Background

Arches has been the benchmark watercolour paper for professional artists for over 500 years. It is made in France from 100% cotton, cold-pressed, and consistently delivers the wet handling and texture that watercolourists demand.

Baohong is a Chinese manufacturer producing 100% cotton watercolour paper at approximately one-third of the Arches price. Over the past three years, it has become widely used by serious artists in Asia and is gaining traction internationally.

Wet handling

This is where Arches still leads. The paper can hold significant water without buckling, allows extended wet-in-wet working time, and lifts cleanly with a damp brush. Baohong handles water well — significantly better than most cellulose papers — but begins to show slight texture changes under very heavy washes.

Surface texture and sizing

Both papers have consistent cold-pressed texture. Arches has a slight advantage in surface sizing, which controls how much paint sinks into the paper versus sitting on the surface. This affects granulation and lifting.

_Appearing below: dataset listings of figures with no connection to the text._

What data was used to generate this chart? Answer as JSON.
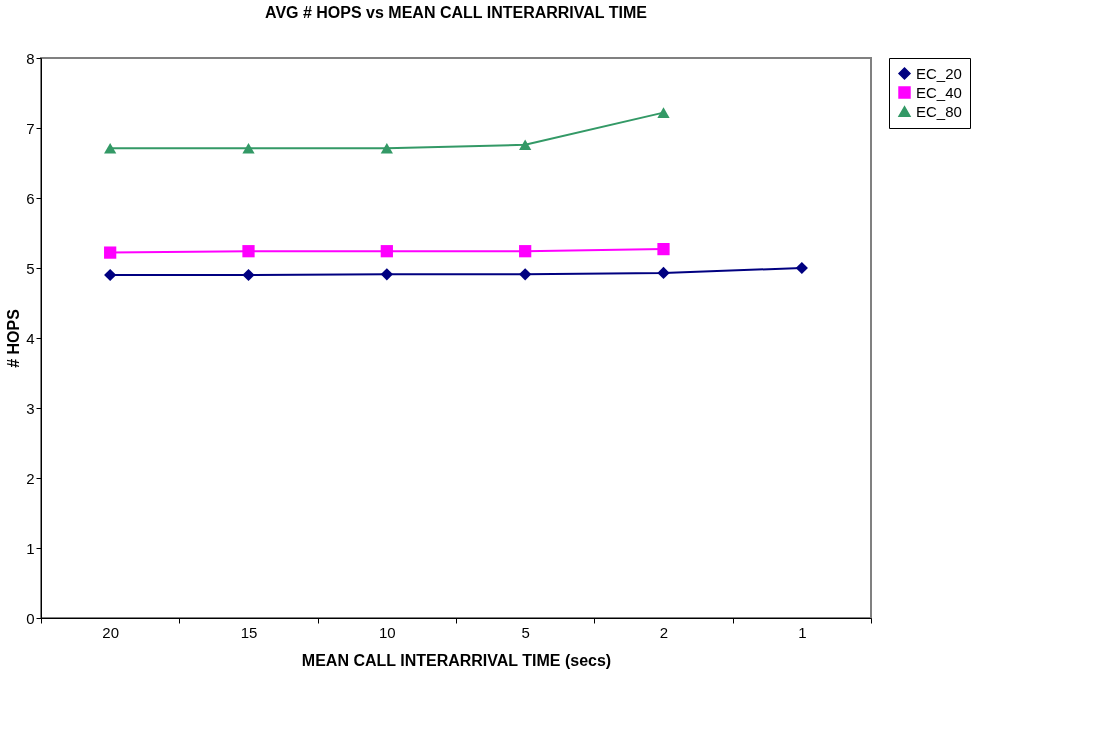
{
  "chart_data": {
    "type": "line",
    "title": "AVG # HOPS vs MEAN CALL INTERARRIVAL TIME",
    "xlabel": "MEAN CALL INTERARRIVAL TIME (secs)",
    "ylabel": "# HOPS",
    "categories": [
      "20",
      "15",
      "10",
      "5",
      "2",
      "1"
    ],
    "series": [
      {
        "name": "EC_20",
        "color": "#000080",
        "marker": "diamond",
        "values": [
          4.9,
          4.9,
          4.91,
          4.91,
          4.93,
          5.0
        ]
      },
      {
        "name": "EC_40",
        "color": "#ff00ff",
        "marker": "square",
        "values": [
          5.22,
          5.24,
          5.24,
          5.24,
          5.27,
          null
        ]
      },
      {
        "name": "EC_80",
        "color": "#339966",
        "marker": "triangle",
        "values": [
          6.71,
          6.71,
          6.71,
          6.76,
          7.22,
          null
        ]
      }
    ],
    "ylim": [
      0,
      8
    ],
    "yticks": [
      0,
      1,
      2,
      3,
      4,
      5,
      6,
      7,
      8
    ],
    "grid": false,
    "legend": "right"
  }
}
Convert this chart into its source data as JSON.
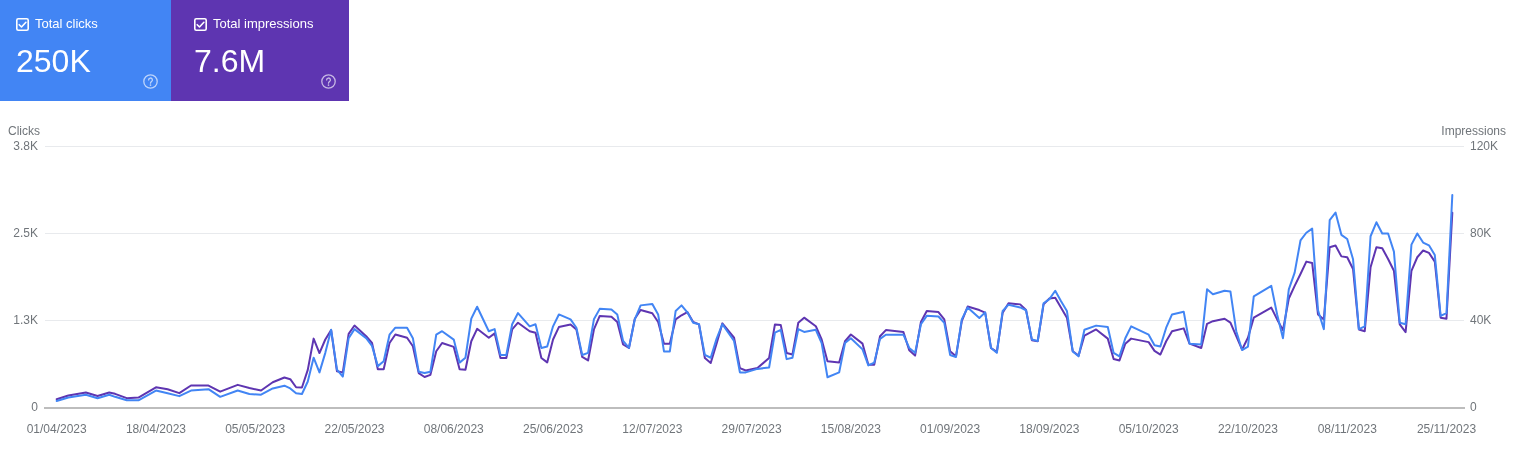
{
  "chart_data": {
    "type": "line",
    "legend": "top left",
    "annotations": [
      "250K",
      "7.6M"
    ],
    "ylabel": "Clicks",
    "y2label": "Impressions",
    "marker": "none",
    "line_style": "solid",
    "grid": "y",
    "xlim": [
      "2023-03-30",
      "2023-11-28"
    ],
    "xticks": [
      {
        "value": "2023-04-01",
        "label": "01/04/2023"
      },
      {
        "value": "2023-04-18",
        "label": "18/04/2023"
      },
      {
        "value": "2023-05-05",
        "label": "05/05/2023"
      },
      {
        "value": "2023-05-22",
        "label": "22/05/2023"
      },
      {
        "value": "2023-06-08",
        "label": "08/06/2023"
      },
      {
        "value": "2023-06-25",
        "label": "25/06/2023"
      },
      {
        "value": "2023-07-12",
        "label": "12/07/2023"
      },
      {
        "value": "2023-07-29",
        "label": "29/07/2023"
      },
      {
        "value": "2023-08-15",
        "label": "15/08/2023"
      },
      {
        "value": "2023-09-01",
        "label": "01/09/2023"
      },
      {
        "value": "2023-09-18",
        "label": "18/09/2023"
      },
      {
        "value": "2023-10-05",
        "label": "05/10/2023"
      },
      {
        "value": "2023-10-22",
        "label": "22/10/2023"
      },
      {
        "value": "2023-11-08",
        "label": "08/11/2023"
      },
      {
        "value": "2023-11-25",
        "label": "25/11/2023"
      }
    ],
    "ylim": [
      0,
      3750
    ],
    "yticks": [
      0,
      {
        "value": 1250,
        "label": "1.3K"
      },
      {
        "value": 2500,
        "label": "2.5K"
      },
      {
        "value": 3750,
        "label": "3.8K"
      }
    ],
    "y2lim": [
      0,
      120000
    ],
    "y2ticks": [
      0,
      {
        "value": 40000,
        "label": "40K"
      },
      {
        "value": 80000,
        "label": "80K"
      },
      {
        "value": 120000,
        "label": "120K"
      }
    ],
    "x": [
      "2023-04-01",
      "2023-04-03",
      "2023-04-06",
      "2023-04-08",
      "2023-04-10",
      "2023-04-11",
      "2023-04-13",
      "2023-04-15",
      "2023-04-18",
      "2023-04-20",
      "2023-04-22",
      "2023-04-24",
      "2023-04-27",
      "2023-04-29",
      "2023-05-02",
      "2023-05-04",
      "2023-05-06",
      "2023-05-08",
      "2023-05-10",
      "2023-05-11",
      "2023-05-12",
      "2023-05-13",
      "2023-05-14",
      "2023-05-15",
      "2023-05-16",
      "2023-05-17",
      "2023-05-18",
      "2023-05-19",
      "2023-05-20",
      "2023-05-21",
      "2023-05-22",
      "2023-05-24",
      "2023-05-25",
      "2023-05-26",
      "2023-05-27",
      "2023-05-28",
      "2023-05-29",
      "2023-05-31",
      "2023-06-01",
      "2023-06-02",
      "2023-06-03",
      "2023-06-04",
      "2023-06-05",
      "2023-06-06",
      "2023-06-08",
      "2023-06-09",
      "2023-06-10",
      "2023-06-11",
      "2023-06-12",
      "2023-06-14",
      "2023-06-15",
      "2023-06-16",
      "2023-06-17",
      "2023-06-18",
      "2023-06-19",
      "2023-06-21",
      "2023-06-22",
      "2023-06-23",
      "2023-06-24",
      "2023-06-25",
      "2023-06-26",
      "2023-06-28",
      "2023-06-29",
      "2023-06-30",
      "2023-07-01",
      "2023-07-02",
      "2023-07-03",
      "2023-07-05",
      "2023-07-06",
      "2023-07-07",
      "2023-07-08",
      "2023-07-09",
      "2023-07-10",
      "2023-07-12",
      "2023-07-13",
      "2023-07-14",
      "2023-07-15",
      "2023-07-16",
      "2023-07-17",
      "2023-07-18",
      "2023-07-19",
      "2023-07-20",
      "2023-07-21",
      "2023-07-22",
      "2023-07-23",
      "2023-07-24",
      "2023-07-26",
      "2023-07-27",
      "2023-07-28",
      "2023-07-30",
      "2023-08-01",
      "2023-08-02",
      "2023-08-03",
      "2023-08-04",
      "2023-08-05",
      "2023-08-06",
      "2023-08-07",
      "2023-08-09",
      "2023-08-10",
      "2023-08-11",
      "2023-08-13",
      "2023-08-14",
      "2023-08-15",
      "2023-08-17",
      "2023-08-18",
      "2023-08-19",
      "2023-08-20",
      "2023-08-21",
      "2023-08-24",
      "2023-08-25",
      "2023-08-26",
      "2023-08-27",
      "2023-08-28",
      "2023-08-30",
      "2023-08-31",
      "2023-09-01",
      "2023-09-02",
      "2023-09-03",
      "2023-09-04",
      "2023-09-06",
      "2023-09-07",
      "2023-09-08",
      "2023-09-09",
      "2023-09-10",
      "2023-09-11",
      "2023-09-13",
      "2023-09-14",
      "2023-09-15",
      "2023-09-16",
      "2023-09-17",
      "2023-09-18",
      "2023-09-19",
      "2023-09-20",
      "2023-09-21",
      "2023-09-22",
      "2023-09-23",
      "2023-09-24",
      "2023-09-26",
      "2023-09-28",
      "2023-09-29",
      "2023-09-30",
      "2023-10-01",
      "2023-10-02",
      "2023-10-05",
      "2023-10-06",
      "2023-10-07",
      "2023-10-08",
      "2023-10-09",
      "2023-10-11",
      "2023-10-12",
      "2023-10-14",
      "2023-10-15",
      "2023-10-16",
      "2023-10-18",
      "2023-10-19",
      "2023-10-20",
      "2023-10-21",
      "2023-10-22",
      "2023-10-23",
      "2023-10-26",
      "2023-10-27",
      "2023-10-28",
      "2023-10-29",
      "2023-10-30",
      "2023-10-31",
      "2023-11-01",
      "2023-11-02",
      "2023-11-03",
      "2023-11-04",
      "2023-11-05",
      "2023-11-06",
      "2023-11-07",
      "2023-11-08",
      "2023-11-09",
      "2023-11-10",
      "2023-11-11",
      "2023-11-12",
      "2023-11-13",
      "2023-11-14",
      "2023-11-15",
      "2023-11-16",
      "2023-11-17",
      "2023-11-18",
      "2023-11-19",
      "2023-11-20",
      "2023-11-21",
      "2023-11-22",
      "2023-11-23",
      "2023-11-24",
      "2023-11-25",
      "2023-11-26"
    ],
    "series": [
      {
        "name": "Total clicks",
        "color": "#4285f4",
        "values": [
          100,
          150,
          190,
          140,
          190,
          160,
          110,
          110,
          250,
          210,
          170,
          250,
          270,
          160,
          250,
          200,
          190,
          280,
          320,
          280,
          210,
          200,
          380,
          720,
          510,
          790,
          1120,
          550,
          450,
          1000,
          1130,
          1000,
          890,
          600,
          670,
          1050,
          1150,
          1150,
          1000,
          520,
          500,
          520,
          1050,
          1100,
          980,
          650,
          720,
          1280,
          1450,
          1100,
          1130,
          760,
          760,
          1200,
          1360,
          1170,
          1200,
          860,
          880,
          1170,
          1340,
          1270,
          1150,
          760,
          790,
          1270,
          1420,
          1410,
          1340,
          960,
          860,
          1270,
          1470,
          1490,
          1340,
          810,
          810,
          1390,
          1470,
          1370,
          1220,
          1200,
          760,
          720,
          990,
          1200,
          960,
          510,
          510,
          560,
          580,
          1080,
          1120,
          700,
          720,
          1130,
          1090,
          1120,
          930,
          440,
          510,
          930,
          1000,
          840,
          610,
          650,
          990,
          1050,
          1050,
          860,
          790,
          1200,
          1320,
          1310,
          1220,
          760,
          730,
          1270,
          1440,
          1290,
          1370,
          860,
          790,
          1390,
          1480,
          1440,
          1400,
          980,
          960,
          1500,
          1560,
          1680,
          1530,
          1390,
          810,
          740,
          1120,
          1180,
          1160,
          790,
          740,
          1000,
          1170,
          1050,
          900,
          880,
          1150,
          1340,
          1380,
          920,
          910,
          1700,
          1630,
          1680,
          1670,
          1100,
          830,
          880,
          1600,
          1750,
          1340,
          1000,
          1700,
          1940,
          2400,
          2510,
          2570,
          1400,
          1130,
          2690,
          2800,
          2480,
          2420,
          2130,
          1130,
          1170,
          2460,
          2660,
          2500,
          2500,
          2240,
          1220,
          1200,
          2340,
          2500,
          2370,
          2330,
          2190,
          1320,
          1360,
          3050
        ]
      },
      {
        "name": "Total impressions",
        "color": "#5e35b1",
        "axis": "y2",
        "values": [
          4000,
          5700,
          7100,
          5500,
          7100,
          6500,
          4500,
          4800,
          9500,
          8600,
          6800,
          10300,
          10300,
          7500,
          10600,
          9200,
          8000,
          11800,
          14000,
          13200,
          9500,
          9400,
          17500,
          31800,
          25200,
          31400,
          35700,
          16800,
          16300,
          34000,
          37800,
          32900,
          29800,
          17800,
          17800,
          29800,
          33700,
          32200,
          28300,
          16000,
          14200,
          15200,
          26000,
          29800,
          28000,
          17800,
          17500,
          30600,
          36300,
          32200,
          34200,
          22900,
          22900,
          36000,
          39100,
          35200,
          34500,
          22900,
          20900,
          31400,
          37100,
          38300,
          36000,
          23400,
          21800,
          36000,
          42200,
          41800,
          39400,
          29100,
          27500,
          40900,
          44900,
          43400,
          39400,
          29500,
          29500,
          40600,
          42500,
          44000,
          39400,
          38300,
          22900,
          20600,
          29500,
          38800,
          32200,
          18300,
          17200,
          18300,
          22900,
          38300,
          38000,
          25200,
          24500,
          39100,
          41400,
          37500,
          31400,
          21400,
          20900,
          30600,
          33700,
          29500,
          19800,
          19800,
          32900,
          35700,
          34800,
          26500,
          24000,
          39400,
          44500,
          44000,
          40600,
          26000,
          23700,
          39800,
          46500,
          44900,
          43700,
          27500,
          25700,
          43700,
          48000,
          47500,
          44900,
          31100,
          30600,
          47500,
          50200,
          50500,
          46000,
          41400,
          26000,
          24000,
          33200,
          36000,
          31800,
          22500,
          21800,
          29500,
          31800,
          30200,
          26200,
          24500,
          30600,
          35200,
          36500,
          29500,
          27500,
          38600,
          39800,
          40900,
          39100,
          32900,
          26800,
          32200,
          41400,
          46000,
          40600,
          35700,
          50200,
          56000,
          61400,
          67100,
          66500,
          42900,
          40600,
          73700,
          74500,
          69500,
          69100,
          63700,
          36000,
          35200,
          64500,
          73700,
          73200,
          68300,
          62900,
          38300,
          34800,
          62900,
          69100,
          72200,
          71100,
          67100,
          41400,
          40900,
          89500
        ]
      }
    ]
  }
}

Baohong’s sizing is good but slightly more absorbent, which some artists prefer — washes dry faster and edges are slightly softer.

Value

At approximately one-third of the Arches price, Baohong represents exceptional value. For practice work, studies, and sketchbook-style projects, the difference in handling is not significant enough to justify the Arches price.

Our recommendation

Use Baohong for daily practice and studies. Use Arches for final work and any piece where wet-in-wet technique or precise lifting is essential. This is not a “Baohong replaces Arches” story — but it is a “you don’t need Arches for most of your work” story.